The 2014 LPGA of Korea Tour was the 37th season of the LPGA of Korea Tour, the professional golf tour for women operated by the Korea Ladies Professional Golf' Association. It consisted of 29 golf tournaments, 25 played in South Korea, two in China, one in Taiwan, and one in Japan. Kim Hyo-joo won five tournaments and was the leading money winner with earnings of ₩1,208,978,590.

==Schedule==
The number in parentheses after winners' names show the player's total number wins in official money individual events on the LPGA of Korea Tour, including that event.
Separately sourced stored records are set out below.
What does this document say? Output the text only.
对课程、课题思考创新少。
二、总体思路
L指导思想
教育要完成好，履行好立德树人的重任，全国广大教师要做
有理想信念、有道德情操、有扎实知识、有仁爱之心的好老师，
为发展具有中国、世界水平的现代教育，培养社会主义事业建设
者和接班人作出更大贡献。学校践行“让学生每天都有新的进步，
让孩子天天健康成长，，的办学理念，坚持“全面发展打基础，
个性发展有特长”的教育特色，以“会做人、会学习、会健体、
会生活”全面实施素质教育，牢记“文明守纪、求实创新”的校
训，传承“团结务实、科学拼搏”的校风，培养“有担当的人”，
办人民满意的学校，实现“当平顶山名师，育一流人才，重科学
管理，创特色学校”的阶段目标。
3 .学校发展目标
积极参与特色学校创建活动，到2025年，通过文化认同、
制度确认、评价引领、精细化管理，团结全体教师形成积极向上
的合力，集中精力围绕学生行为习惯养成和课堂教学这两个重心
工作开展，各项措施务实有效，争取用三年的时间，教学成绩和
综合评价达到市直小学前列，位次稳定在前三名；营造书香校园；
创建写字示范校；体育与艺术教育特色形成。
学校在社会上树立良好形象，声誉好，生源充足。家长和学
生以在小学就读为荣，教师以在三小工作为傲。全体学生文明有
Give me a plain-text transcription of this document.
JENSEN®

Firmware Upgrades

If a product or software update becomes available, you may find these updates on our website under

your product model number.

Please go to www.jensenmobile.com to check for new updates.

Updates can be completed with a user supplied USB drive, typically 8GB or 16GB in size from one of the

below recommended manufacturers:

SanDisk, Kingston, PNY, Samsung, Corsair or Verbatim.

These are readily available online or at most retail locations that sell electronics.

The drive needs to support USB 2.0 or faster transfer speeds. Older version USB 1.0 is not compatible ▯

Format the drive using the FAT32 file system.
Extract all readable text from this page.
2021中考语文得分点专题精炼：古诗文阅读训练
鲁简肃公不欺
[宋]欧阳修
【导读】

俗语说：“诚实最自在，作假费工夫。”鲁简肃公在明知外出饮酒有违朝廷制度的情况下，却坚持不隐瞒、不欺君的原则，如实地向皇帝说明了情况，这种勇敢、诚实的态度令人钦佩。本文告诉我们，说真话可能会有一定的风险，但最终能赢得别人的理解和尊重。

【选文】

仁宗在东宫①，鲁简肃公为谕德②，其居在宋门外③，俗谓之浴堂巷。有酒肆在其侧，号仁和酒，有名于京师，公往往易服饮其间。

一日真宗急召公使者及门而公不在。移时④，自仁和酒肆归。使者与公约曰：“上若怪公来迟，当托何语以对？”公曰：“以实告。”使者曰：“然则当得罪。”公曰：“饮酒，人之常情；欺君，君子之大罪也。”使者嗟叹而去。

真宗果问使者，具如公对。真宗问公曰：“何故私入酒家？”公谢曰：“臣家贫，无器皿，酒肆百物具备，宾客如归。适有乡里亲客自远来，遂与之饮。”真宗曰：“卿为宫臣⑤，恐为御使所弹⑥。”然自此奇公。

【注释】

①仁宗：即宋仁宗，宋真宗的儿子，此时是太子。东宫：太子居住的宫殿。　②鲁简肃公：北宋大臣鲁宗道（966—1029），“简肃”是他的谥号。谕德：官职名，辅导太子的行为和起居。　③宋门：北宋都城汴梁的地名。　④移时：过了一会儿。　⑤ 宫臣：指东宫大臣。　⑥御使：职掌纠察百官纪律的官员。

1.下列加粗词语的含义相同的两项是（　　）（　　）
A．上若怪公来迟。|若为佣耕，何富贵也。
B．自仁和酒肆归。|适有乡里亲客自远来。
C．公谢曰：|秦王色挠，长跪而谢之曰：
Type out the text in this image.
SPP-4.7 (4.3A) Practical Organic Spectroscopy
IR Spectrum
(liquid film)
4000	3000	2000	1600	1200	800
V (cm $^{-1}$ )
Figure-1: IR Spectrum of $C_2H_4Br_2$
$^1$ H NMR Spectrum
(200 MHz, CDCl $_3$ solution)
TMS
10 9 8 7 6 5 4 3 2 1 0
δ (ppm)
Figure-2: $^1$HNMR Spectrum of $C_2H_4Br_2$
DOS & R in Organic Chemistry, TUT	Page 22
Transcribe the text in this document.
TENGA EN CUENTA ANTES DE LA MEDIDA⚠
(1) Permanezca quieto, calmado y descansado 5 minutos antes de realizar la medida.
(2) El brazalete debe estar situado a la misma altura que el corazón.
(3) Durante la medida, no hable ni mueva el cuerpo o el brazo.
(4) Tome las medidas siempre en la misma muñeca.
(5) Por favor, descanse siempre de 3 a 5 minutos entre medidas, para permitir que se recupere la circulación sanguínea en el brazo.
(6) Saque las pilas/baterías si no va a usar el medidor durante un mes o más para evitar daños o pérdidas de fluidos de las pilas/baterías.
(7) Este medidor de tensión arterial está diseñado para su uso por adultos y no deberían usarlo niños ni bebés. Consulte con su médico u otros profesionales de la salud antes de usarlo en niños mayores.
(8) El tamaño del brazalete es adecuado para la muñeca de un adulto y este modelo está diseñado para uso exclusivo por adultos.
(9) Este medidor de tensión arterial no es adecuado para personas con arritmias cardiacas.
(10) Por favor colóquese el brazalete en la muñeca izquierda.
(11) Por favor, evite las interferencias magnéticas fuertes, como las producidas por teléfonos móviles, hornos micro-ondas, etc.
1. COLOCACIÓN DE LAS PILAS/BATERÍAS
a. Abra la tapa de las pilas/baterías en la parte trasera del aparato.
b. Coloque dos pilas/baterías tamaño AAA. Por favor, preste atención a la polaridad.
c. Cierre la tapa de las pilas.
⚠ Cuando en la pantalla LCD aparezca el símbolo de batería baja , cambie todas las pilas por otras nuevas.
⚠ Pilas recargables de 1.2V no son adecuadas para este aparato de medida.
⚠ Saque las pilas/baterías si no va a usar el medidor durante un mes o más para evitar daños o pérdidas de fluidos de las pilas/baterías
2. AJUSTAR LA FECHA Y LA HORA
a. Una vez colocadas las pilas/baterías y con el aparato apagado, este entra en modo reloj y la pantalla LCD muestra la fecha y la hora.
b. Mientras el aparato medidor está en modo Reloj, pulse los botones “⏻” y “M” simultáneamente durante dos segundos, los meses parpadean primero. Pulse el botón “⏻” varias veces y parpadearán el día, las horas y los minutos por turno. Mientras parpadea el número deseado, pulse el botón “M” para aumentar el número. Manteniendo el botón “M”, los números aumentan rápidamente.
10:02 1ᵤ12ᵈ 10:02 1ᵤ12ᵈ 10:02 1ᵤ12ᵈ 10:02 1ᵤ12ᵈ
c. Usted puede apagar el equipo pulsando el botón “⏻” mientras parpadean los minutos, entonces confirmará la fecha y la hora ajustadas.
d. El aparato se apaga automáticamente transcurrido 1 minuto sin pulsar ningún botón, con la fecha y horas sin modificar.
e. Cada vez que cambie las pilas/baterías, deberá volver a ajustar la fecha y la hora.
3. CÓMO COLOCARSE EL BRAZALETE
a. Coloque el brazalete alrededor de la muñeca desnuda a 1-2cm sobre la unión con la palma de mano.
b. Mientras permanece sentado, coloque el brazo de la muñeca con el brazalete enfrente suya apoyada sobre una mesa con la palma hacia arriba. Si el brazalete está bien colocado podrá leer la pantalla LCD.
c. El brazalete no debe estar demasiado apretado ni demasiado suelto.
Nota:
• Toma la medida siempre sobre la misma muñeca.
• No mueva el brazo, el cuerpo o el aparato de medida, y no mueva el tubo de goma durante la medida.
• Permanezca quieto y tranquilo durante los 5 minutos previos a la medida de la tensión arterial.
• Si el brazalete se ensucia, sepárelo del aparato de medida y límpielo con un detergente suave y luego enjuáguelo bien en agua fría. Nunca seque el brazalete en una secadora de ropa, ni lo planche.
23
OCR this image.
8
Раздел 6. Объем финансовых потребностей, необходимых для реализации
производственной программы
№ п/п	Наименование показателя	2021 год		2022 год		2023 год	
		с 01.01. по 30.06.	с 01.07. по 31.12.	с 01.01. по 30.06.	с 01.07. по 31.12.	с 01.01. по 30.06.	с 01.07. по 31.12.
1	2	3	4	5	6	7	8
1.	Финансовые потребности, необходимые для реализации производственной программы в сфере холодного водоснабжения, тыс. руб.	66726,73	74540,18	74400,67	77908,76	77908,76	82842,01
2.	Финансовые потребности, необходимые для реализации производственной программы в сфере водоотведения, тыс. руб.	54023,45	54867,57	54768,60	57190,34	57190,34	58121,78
| Date | Tournament | Host city | Prize fund (KRW) | Winner |
|---|---|---|---|---|
| Dec 8 | Swinging Skirts World Ladies Masters | TAI Taipei | US$800,000 | NZL Lydia Ko (1) |
| Dec 15 | Hyundai China Ladies Open | CHN Qingcheng | US$400,000 | KOR Jang Ha-na (5) |
| Apr 13 | Lotte Mart Women's Open | KOR Jeju | 500,000,000 | KOR Lee Min-young (2) |
| Apr 27 | Nexen-Saintnine Masters | KOR Gimhae | 500,000,000 | KOR Baek Kyu-jung (1) |
| May 4 | KG-Edaily Ladies Open | KOR Muju | 500,000,000 | KOR Lee Seung-hyun (3) |
| May 18 | Woori Ladies Championship | KOR Pocheon | 500,000,000 | KOR Kim Sei-young (4) |
| May 25 | Doosan Match Play Championship | KOR Chuncheon | 600,000,000 | KOR Yoon Seul-a (3) |
| Jun 1 | E1 Charity Open | KOR Icheon | 600,000,000 | KOR Heo Yoon-kyung (2) |
| Jun 8 | Lotte Cantata Women's Open | KOR Jeju | 500,000,000 | KOR Baek Kyu-jung (2) |
| Jun 15 | S-Oil Champions Invitational | KOR Jeju | 600,000,000 | KOR Chun In-gee (2) |
| Jun 22 | Kia Motors Korea Women's Open Championship | KOR Incheon | 700,000,000 | KOR Kim Hyo-joo (3) |
| Jul 6 | Kumho Tire Women's Open | CHN Weihai | 500,000,000 | KOR Kim Hyo-joo (4) |
| Jul 20 | Jeju Samdasoo Masters | KOR Jeju | 500,000,000 | KOR Yoon Chae-young (1) |
| Aug 3 | Hanwha Finance Classic | KOR Taean | 1,200,000,000 | KOR Kim Hyo-joo (5) |
| Aug 10 | KyoChon Honey Ladies Open | KOR Daegu | 500,000,000 | KOR Lee Jung-min (3) |
| Aug 17 | Nefs Masterpiece | KOR Hongcheon | 600,000,000 | KOR Ko Jin-young (1) |
| Aug 24 | MBN Ladies Open | KOR Yangpyeong | 500,000,000 | KOR Kim Sei-young (5) |
| Aug 31 | Charity High1 Resort Open | KOR Jeongseon | 800,000,000 | KOR Jang Ha-na (6) |
| Sep 14 | YTN-Volvik Women's Open | KOR Eumseong | 500,000,000 | KOR Lee Jung-min (4) |
| Sep 21 | MefLife-Hankyung KLPGA Championship | KOR Ansan | 700,000,000 | KOR Baek Kyu-jung (3) |
| Sep 28 | KDB Daewoo Securities Classic | KOR Pyeongchang | 600,000,000 | KOR Chun In-gee (3) |
| Oct 5 | OK! Savings Bank Pak Se-ri Invitational | KOR Yeoju | 600,000,000 | KOR Lee Min-young (3) |
| Oct 12 | Hite Jinro Championship | KOR Yeoju | 800,000,000 | KOR Kim Hyo-joo (6) |
| Oct 19 | LPGA KEB-HanaBank Championship | KOR Incheon | US$2,000,000 | KOR Baek Kyu-jung (4) |
| Oct 26 | KB Financial Star Championship | KOR Gwangju, Gyeonggi | 700,000,000 | KOR Kim Hyo-joo (7) |
| Nov 2 | Seokyung Ladies Classic | KOR Yongin | 500,000,000 | KOR Heo Yoon-kyung (3) |
| Nov 9 | ADT CAPS Championship | KOR Gimhae | 500,000,000 | KOR Kim Min-sun (1) |
| Nov 16 | Chosun Ilbo-POSCO Championship | KOR Songdo, Incheon | 700,000,000 | KOR Chun In-gee (4) |
| Dec 7 | Korea-Japan Women's National Golf Team Match Play Competition | JPN Aichi | ¥61,500,000 | KOR South Korea |

Events in bold are majors.

LPGA KEB-HanaBank Championship was co-sanctioned with LPGA Tour.

Kumho Tire Women's Open was co-sanctioned with China LPGA Tour.